I shivered in the cool air and parked myself on the closest bench. I took out my sketchbook and pencils. Art as therapy, Nancy said. But it wasn’t. It was art as survival. It was one of the only things that could calm me down. I sketched the big old clock high up on the wall. I sketched a woman walking by, holding a toddler by the hand.

Dad knew better.

It never went well when I had to wait. Never, ever.

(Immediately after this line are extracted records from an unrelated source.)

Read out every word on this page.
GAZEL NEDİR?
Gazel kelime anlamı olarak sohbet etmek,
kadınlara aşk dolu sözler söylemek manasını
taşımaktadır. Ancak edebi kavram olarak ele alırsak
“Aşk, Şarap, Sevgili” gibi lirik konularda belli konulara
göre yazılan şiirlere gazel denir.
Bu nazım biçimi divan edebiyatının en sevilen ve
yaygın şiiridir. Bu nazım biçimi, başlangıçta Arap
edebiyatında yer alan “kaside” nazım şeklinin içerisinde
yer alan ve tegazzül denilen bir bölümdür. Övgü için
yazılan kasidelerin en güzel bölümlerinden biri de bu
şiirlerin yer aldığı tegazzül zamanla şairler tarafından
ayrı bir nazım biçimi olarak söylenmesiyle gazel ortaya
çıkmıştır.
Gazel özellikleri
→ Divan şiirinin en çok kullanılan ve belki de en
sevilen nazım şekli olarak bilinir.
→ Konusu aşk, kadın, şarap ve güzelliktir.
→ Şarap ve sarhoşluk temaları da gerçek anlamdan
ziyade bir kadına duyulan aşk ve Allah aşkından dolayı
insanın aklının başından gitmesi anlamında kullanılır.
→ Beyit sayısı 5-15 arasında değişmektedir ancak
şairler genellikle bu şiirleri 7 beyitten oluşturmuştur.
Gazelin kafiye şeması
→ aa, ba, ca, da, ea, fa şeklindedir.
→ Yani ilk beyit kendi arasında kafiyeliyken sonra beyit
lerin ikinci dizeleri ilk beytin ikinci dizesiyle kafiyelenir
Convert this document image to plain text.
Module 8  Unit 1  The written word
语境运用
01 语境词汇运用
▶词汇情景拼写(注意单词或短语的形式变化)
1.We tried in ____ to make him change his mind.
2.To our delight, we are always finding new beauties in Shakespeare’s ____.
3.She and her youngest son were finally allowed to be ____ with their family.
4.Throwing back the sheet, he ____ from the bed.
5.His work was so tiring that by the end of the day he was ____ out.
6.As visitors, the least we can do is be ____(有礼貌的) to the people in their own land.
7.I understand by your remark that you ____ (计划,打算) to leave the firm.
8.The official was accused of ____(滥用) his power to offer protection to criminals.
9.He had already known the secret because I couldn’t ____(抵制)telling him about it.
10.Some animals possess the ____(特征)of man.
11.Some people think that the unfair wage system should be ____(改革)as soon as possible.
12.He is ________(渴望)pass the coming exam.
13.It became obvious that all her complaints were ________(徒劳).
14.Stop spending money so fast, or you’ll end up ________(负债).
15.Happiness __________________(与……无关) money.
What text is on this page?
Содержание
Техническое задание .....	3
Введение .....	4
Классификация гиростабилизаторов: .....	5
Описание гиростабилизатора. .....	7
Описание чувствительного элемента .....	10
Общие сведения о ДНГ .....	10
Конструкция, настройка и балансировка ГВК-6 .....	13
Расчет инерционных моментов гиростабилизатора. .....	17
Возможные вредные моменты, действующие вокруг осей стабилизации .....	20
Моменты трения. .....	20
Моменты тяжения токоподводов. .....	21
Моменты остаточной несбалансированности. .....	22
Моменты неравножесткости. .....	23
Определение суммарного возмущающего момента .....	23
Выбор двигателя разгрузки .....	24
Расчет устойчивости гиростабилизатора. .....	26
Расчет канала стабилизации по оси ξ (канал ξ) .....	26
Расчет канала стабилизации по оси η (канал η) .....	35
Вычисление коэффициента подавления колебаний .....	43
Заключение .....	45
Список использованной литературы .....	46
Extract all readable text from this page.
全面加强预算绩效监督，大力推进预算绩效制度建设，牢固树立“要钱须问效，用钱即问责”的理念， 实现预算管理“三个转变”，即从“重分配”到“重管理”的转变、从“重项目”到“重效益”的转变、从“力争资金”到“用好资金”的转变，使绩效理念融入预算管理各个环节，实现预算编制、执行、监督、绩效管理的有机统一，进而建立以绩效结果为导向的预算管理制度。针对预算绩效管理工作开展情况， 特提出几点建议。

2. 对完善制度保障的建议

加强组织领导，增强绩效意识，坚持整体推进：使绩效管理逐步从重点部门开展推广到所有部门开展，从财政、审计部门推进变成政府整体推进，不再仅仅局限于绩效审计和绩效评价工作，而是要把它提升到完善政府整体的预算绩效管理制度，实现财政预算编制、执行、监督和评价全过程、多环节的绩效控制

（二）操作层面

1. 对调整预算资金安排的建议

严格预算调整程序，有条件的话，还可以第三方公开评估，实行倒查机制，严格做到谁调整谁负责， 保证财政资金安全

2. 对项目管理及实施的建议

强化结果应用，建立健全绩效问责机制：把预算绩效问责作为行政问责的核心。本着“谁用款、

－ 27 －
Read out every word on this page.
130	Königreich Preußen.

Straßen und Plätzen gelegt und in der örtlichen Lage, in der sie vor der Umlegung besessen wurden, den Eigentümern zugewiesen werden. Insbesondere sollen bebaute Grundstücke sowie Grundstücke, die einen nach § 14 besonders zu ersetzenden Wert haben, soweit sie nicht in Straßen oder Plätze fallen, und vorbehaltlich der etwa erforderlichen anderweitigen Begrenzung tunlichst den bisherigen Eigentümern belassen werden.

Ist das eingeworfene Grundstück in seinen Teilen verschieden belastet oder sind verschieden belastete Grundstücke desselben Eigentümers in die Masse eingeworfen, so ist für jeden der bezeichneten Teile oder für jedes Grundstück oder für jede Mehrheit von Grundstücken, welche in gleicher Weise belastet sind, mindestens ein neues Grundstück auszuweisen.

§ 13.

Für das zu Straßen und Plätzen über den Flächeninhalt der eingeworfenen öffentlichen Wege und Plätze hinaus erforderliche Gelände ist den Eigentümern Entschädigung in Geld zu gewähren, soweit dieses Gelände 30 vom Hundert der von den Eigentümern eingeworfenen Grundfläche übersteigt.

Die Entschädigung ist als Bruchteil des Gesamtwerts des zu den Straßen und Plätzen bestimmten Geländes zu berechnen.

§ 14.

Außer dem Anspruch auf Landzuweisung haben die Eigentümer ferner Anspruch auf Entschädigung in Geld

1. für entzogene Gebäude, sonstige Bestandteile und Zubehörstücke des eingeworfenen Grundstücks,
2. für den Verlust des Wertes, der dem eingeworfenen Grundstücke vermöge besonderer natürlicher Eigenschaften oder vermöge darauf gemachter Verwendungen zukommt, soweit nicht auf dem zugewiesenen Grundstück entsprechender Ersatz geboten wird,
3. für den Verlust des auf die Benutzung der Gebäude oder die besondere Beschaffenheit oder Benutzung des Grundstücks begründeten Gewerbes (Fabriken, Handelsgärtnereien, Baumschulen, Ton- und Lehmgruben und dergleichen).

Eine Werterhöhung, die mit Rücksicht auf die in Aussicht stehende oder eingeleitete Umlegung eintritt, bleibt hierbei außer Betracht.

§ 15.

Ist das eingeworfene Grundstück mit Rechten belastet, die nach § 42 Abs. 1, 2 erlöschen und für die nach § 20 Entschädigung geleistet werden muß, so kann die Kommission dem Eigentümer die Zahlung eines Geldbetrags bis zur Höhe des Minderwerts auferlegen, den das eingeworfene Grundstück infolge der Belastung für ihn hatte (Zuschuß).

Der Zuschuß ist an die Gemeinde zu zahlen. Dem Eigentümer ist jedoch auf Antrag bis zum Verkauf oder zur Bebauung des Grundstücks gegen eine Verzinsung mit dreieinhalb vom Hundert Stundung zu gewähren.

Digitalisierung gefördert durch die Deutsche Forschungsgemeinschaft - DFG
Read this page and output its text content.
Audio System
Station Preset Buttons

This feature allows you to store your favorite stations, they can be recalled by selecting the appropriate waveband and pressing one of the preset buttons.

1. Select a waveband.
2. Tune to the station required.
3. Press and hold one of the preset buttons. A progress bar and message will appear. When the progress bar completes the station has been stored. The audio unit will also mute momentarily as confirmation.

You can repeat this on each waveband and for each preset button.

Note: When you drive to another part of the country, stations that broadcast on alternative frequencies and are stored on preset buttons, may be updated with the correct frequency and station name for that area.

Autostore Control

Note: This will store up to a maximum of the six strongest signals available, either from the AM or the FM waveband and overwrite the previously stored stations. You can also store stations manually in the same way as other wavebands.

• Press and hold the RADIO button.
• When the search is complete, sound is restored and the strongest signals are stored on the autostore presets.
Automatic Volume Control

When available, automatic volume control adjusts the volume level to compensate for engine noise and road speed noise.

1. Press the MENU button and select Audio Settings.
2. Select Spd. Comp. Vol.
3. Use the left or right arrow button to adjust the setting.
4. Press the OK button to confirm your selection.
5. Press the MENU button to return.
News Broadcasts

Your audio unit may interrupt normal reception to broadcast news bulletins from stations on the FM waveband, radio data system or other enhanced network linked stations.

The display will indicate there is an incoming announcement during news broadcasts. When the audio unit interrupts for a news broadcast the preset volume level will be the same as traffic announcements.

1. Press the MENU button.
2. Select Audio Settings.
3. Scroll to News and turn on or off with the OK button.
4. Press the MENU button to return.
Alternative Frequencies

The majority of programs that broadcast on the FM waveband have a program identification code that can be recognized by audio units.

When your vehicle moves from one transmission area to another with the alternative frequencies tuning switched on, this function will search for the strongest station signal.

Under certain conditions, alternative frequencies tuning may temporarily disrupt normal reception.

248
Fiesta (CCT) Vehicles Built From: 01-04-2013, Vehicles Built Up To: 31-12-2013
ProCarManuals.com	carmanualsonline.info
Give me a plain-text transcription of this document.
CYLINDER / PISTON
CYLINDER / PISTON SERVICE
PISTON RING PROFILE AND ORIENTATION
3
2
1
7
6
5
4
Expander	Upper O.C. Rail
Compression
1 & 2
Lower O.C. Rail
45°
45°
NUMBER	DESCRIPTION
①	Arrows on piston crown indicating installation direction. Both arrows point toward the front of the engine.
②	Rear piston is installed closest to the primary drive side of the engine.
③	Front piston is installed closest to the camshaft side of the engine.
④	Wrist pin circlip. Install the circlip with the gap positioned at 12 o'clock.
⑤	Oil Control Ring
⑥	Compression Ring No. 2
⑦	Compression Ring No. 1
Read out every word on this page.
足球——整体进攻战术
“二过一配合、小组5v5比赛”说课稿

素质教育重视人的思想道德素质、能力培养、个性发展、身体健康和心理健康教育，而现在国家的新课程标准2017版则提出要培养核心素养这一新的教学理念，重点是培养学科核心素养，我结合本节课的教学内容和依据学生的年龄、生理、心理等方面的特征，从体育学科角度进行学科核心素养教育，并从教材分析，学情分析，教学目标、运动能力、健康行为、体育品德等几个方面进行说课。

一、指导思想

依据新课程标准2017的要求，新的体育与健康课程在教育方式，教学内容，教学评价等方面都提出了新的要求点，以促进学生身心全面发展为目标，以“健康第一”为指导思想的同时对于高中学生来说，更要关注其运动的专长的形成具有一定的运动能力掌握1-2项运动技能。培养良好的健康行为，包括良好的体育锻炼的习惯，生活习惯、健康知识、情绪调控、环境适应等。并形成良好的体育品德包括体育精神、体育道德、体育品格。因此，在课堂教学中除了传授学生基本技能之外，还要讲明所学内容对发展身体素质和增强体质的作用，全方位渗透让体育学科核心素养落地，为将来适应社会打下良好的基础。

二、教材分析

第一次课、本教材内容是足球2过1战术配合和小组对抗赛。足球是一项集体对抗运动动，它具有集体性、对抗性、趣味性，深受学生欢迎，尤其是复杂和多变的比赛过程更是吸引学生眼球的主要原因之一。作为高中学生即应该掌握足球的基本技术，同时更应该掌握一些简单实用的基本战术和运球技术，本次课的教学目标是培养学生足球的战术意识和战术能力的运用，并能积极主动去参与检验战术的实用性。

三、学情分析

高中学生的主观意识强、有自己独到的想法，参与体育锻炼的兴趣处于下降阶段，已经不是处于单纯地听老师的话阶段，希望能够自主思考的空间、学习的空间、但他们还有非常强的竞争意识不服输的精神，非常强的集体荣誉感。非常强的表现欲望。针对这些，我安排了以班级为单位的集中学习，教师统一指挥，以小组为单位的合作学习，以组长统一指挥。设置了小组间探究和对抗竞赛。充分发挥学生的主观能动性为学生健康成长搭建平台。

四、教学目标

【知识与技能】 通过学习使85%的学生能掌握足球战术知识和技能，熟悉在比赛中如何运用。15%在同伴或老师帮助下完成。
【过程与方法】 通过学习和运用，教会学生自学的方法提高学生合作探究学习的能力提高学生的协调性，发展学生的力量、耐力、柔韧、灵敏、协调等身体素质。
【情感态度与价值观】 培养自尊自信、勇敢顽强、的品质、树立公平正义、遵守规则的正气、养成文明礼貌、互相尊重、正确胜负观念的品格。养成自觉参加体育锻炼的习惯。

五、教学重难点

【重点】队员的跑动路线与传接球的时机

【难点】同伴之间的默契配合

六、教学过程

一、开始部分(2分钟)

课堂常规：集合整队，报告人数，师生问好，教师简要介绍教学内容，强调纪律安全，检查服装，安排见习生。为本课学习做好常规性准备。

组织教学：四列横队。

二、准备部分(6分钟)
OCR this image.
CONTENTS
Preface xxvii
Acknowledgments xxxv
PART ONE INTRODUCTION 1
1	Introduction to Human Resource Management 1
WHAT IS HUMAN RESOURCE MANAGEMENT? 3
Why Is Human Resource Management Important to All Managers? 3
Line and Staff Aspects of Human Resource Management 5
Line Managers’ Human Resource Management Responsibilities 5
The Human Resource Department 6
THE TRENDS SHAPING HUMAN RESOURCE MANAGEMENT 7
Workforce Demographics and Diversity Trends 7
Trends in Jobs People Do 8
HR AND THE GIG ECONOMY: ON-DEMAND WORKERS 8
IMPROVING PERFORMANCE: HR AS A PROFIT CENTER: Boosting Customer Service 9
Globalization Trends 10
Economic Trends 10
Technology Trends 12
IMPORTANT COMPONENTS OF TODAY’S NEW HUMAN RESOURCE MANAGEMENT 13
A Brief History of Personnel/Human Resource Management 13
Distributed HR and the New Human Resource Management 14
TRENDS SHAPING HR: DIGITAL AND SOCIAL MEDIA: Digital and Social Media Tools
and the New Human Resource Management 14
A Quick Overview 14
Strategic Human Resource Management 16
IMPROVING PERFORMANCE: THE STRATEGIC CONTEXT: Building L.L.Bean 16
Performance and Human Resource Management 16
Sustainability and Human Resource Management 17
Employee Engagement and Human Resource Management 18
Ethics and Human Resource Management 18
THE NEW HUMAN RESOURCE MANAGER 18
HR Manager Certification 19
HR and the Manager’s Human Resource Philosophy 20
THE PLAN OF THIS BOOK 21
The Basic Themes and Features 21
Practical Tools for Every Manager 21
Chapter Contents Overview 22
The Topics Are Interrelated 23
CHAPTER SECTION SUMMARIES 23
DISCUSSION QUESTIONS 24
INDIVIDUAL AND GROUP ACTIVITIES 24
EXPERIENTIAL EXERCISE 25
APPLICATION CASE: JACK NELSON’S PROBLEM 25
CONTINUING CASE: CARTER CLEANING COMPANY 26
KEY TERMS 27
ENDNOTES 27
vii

I sketched the garbage can. A fire extinguisher. The guy behind the counter at the newsstand, until he saw me studying him and gave me the finger.

I called Dad, hoping that maybe for once he would pick up. But no, his phone went straight to voice mail. Maybe he was at an AA or NA meeting. He always turned his phone off at those. I called his house. No answer. I tried Claire. No answer.

I had to pee, but I wasn’t going to go. One time I found a pool of blood congealing on the bathroom floor. Another time I found two security guards and six firefighters standing over a woman who was splayed on her back on the floor, and two paramedics on their knees at her side. Just step around, honey, a fireman said. Go ahead.

I tried Dad again. Straight to voice mail.

I texted. Where are you? Where are you? Where are you?

And Claire. Where is Dad?!?!?!

And Mom, too.

Dad is late. If I disappear into the murky depths of the Downtown Eastside, know that I never wanted to come here and it will be all your fault. Enjoy the guilt.

I started a text to Ruthie. I’m waiting for my dad at the bus station, and I

Wait. What was I supposed to say to her?

I was thinking about how fucked up that day was

Delete, delete, delete.

I sent Mom another text instead, but she was on a plane to meet Raymond before leaving for Haiti.